Getting South African Airways into fit-for-purpose shape would mean getting rid of its international business.

This is the view of a reliable source with inside knowledge of the operations and financial situation at the cash-strapped state-owned airline, which is currently in business rescue.

"SAA should be configured to focus on domestic and regional business and without the international business," said the source, whose identity is known to Fin24, but who requested to remain anonymous due to the sensitive nature of the business rescue process.

"The international business must be where SAA is losing a lot of money, due to market competition and poor aircraft utilisation. When SAA flies into London, for example, it flies overnight and lands at 06:00 in the morning the next day. The aircraft stays on the ground for eleven hours before it can fly back to Johannesburg."

Part of the challenge leading to this inefficiency is the location of Johannesburg on the world map, making it complex to run a profitable long-haul international business for the airline, in the view of the source.

In their view, the logical step should be to get rid of the international business choose a partner who will use SAA traffic rights to feed and de-feed traffic into SAA domestic and regional networks. This is the model used in the Comair and British airways partnership in South Africa, for example.

Another example is the Australian airline Qantas, which, when faced by similar challenges in the past "gave" their international business to Emirates through a commercial joint venture. This allowed Qantas time to focus on its domestic and regional business.
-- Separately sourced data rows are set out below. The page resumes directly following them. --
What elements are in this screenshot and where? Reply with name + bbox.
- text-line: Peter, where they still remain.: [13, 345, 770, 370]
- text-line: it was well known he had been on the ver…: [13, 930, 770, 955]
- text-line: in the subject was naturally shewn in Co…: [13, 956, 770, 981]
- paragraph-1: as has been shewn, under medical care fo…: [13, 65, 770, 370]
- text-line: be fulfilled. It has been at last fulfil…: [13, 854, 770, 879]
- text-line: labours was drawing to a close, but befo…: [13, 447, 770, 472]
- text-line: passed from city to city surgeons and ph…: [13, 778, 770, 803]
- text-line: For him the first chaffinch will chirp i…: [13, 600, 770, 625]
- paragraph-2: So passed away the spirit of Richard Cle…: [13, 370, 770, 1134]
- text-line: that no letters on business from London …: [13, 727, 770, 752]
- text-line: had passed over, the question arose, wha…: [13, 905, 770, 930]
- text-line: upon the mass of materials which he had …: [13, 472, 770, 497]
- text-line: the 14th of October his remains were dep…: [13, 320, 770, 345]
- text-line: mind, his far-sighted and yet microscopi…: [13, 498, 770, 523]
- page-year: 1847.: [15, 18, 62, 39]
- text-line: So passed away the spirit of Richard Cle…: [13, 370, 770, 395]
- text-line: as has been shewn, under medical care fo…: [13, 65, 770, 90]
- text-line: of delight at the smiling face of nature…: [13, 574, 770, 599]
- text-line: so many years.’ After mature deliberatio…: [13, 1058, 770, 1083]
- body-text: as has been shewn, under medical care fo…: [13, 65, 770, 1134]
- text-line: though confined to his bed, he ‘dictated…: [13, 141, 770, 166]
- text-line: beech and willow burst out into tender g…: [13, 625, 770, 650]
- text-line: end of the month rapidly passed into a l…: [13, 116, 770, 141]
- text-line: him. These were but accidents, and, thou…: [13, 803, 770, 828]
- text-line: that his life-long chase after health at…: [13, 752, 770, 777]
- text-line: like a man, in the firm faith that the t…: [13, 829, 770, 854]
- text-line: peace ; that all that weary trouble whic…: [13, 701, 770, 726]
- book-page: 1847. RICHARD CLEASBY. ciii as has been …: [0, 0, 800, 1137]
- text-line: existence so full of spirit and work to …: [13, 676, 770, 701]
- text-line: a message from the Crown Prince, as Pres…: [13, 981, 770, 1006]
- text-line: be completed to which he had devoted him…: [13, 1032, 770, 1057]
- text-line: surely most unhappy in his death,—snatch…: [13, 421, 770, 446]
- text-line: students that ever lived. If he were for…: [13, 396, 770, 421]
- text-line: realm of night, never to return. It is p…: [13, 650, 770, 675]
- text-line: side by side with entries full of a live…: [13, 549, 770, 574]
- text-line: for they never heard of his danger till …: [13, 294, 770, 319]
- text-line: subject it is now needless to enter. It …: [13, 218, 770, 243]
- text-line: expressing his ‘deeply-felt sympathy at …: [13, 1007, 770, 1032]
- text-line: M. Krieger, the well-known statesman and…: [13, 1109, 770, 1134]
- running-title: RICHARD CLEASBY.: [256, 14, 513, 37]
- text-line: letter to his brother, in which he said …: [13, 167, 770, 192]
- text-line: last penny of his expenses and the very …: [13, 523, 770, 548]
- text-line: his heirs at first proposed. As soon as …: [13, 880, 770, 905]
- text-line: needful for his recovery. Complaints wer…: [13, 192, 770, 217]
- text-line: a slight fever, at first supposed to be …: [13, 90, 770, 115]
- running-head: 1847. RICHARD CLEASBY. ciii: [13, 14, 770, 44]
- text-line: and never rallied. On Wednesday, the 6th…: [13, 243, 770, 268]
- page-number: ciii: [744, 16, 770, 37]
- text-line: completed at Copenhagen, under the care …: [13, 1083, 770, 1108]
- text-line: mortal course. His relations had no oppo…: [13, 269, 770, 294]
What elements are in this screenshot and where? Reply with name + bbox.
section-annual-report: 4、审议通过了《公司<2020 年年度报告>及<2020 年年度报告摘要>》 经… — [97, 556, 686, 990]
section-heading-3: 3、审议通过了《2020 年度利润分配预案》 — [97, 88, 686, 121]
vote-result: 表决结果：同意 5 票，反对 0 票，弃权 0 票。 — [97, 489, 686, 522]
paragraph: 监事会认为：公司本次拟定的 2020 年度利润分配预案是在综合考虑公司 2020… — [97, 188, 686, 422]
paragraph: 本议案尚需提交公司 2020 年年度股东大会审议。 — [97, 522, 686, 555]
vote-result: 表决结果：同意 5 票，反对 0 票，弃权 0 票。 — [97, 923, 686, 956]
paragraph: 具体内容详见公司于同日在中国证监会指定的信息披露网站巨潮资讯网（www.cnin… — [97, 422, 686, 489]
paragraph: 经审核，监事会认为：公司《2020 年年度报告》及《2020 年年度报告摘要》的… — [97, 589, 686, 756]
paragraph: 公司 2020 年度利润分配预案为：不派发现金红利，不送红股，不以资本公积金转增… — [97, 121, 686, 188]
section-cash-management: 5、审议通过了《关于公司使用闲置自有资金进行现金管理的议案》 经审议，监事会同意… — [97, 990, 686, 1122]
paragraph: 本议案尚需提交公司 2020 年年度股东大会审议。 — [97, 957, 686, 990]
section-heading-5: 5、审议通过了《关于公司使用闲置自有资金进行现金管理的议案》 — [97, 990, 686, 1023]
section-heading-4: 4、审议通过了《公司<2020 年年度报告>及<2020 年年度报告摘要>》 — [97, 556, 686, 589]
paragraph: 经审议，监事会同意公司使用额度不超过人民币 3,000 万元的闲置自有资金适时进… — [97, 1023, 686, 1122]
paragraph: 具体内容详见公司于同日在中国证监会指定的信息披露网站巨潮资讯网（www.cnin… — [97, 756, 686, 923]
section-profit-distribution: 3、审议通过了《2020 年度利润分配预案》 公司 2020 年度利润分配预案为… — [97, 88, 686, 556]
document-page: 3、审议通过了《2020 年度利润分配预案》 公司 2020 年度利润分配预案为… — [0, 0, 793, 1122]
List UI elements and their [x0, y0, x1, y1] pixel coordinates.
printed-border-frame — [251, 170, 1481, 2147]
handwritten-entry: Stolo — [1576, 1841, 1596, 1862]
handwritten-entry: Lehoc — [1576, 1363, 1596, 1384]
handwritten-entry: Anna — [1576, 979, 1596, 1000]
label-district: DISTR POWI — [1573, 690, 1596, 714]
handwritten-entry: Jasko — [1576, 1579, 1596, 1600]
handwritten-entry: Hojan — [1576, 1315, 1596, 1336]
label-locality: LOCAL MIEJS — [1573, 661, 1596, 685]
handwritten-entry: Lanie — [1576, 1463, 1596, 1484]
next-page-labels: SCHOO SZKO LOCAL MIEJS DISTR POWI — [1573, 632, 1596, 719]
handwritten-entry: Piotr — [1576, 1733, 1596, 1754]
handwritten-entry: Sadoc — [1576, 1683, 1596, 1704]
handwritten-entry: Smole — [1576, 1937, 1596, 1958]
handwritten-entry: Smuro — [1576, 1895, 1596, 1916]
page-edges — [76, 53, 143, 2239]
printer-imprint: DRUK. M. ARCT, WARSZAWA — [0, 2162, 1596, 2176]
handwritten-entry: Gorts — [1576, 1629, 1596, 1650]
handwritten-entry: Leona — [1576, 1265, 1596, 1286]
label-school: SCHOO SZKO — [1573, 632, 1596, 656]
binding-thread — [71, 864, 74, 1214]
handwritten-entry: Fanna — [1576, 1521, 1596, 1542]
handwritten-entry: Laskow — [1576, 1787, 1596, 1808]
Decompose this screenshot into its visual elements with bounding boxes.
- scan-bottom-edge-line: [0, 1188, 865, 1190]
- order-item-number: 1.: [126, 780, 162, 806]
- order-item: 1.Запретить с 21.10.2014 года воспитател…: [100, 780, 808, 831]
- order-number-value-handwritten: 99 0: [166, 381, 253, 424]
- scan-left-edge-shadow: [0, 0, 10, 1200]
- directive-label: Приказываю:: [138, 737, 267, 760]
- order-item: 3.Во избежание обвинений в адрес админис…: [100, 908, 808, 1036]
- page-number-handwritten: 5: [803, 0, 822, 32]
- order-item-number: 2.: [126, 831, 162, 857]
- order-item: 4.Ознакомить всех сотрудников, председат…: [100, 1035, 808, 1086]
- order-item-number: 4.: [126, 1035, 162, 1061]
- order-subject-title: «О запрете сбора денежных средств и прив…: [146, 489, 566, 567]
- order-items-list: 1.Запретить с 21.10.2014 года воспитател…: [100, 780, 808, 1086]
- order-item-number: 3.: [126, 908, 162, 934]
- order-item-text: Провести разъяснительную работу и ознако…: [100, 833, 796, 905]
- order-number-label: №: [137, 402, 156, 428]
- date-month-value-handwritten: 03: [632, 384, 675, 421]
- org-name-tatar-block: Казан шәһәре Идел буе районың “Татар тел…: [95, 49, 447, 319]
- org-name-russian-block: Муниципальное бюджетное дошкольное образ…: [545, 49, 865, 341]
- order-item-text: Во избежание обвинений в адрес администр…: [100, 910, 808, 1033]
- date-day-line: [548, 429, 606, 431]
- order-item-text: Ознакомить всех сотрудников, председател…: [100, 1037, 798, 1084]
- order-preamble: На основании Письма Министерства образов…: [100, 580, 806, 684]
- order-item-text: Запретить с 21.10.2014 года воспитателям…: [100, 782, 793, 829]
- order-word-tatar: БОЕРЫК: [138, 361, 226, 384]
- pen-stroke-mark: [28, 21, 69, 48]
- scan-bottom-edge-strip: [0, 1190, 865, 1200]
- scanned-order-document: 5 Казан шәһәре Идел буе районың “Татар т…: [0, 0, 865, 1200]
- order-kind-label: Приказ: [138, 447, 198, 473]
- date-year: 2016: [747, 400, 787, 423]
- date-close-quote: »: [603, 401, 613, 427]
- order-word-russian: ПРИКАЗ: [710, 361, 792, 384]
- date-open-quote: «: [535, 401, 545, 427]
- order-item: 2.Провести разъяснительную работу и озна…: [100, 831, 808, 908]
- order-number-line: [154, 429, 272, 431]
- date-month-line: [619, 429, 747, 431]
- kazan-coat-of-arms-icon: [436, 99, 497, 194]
"Experts in the industry have said that it is hard to think that an SAA modelled along the Comair type structure and commercial model, free of government interference and operating outside the Public Finance Management Act (PFMA), would not succeed," said the source.

Cash-strapped

Although the business rescue practitioners still have time before they have to present their official plan for South African Airways' future, question marks remain whether it can be saved or whether it faces imminent winding down.

The source explains that, during this phase of the business rescue process, before a formal business rescue plan is presented, the airline faces a number of challenges. These include the fact that some travel insurance companies pulled out of insuring SAA tickets and some global booking agents are not selling the airlines' tickets, especially on a forward booking basis due to uncertainty about the future of the airline.

"When all these things happen, the revenue of the company declines and costs accelerate, leading to an extreme cost-burn situation. Airlines often use the revenue generated from forward bookings to support present day costs. However, once the airline is placed under business rescue, it can no longer use the cash generated from revenue from 'unflown' tickets - in other words flights which have not yet been undertaken," explains the source.

"This further exacerbates the liquidity challenge for the airline and means the business rescue practitioners are facing a much more challenged business than it was before they took over."

SAA is walking a tightrope at the moment, needing R2bn promised by government in order to continue with operations. The source says he has been informed that it was highly unlikely that government would be able to avail these funds "at short notice", given the need to go through Parliament to appropriate any funds from the fiscus.

In the view of the source, what the SAA board and the business rescue practitioners should have done, is to ask the lenders (banks) to advance a bridge facility of the R2 billion to allow SAA to operate whilst government is going through the necessary process to get the funds approved.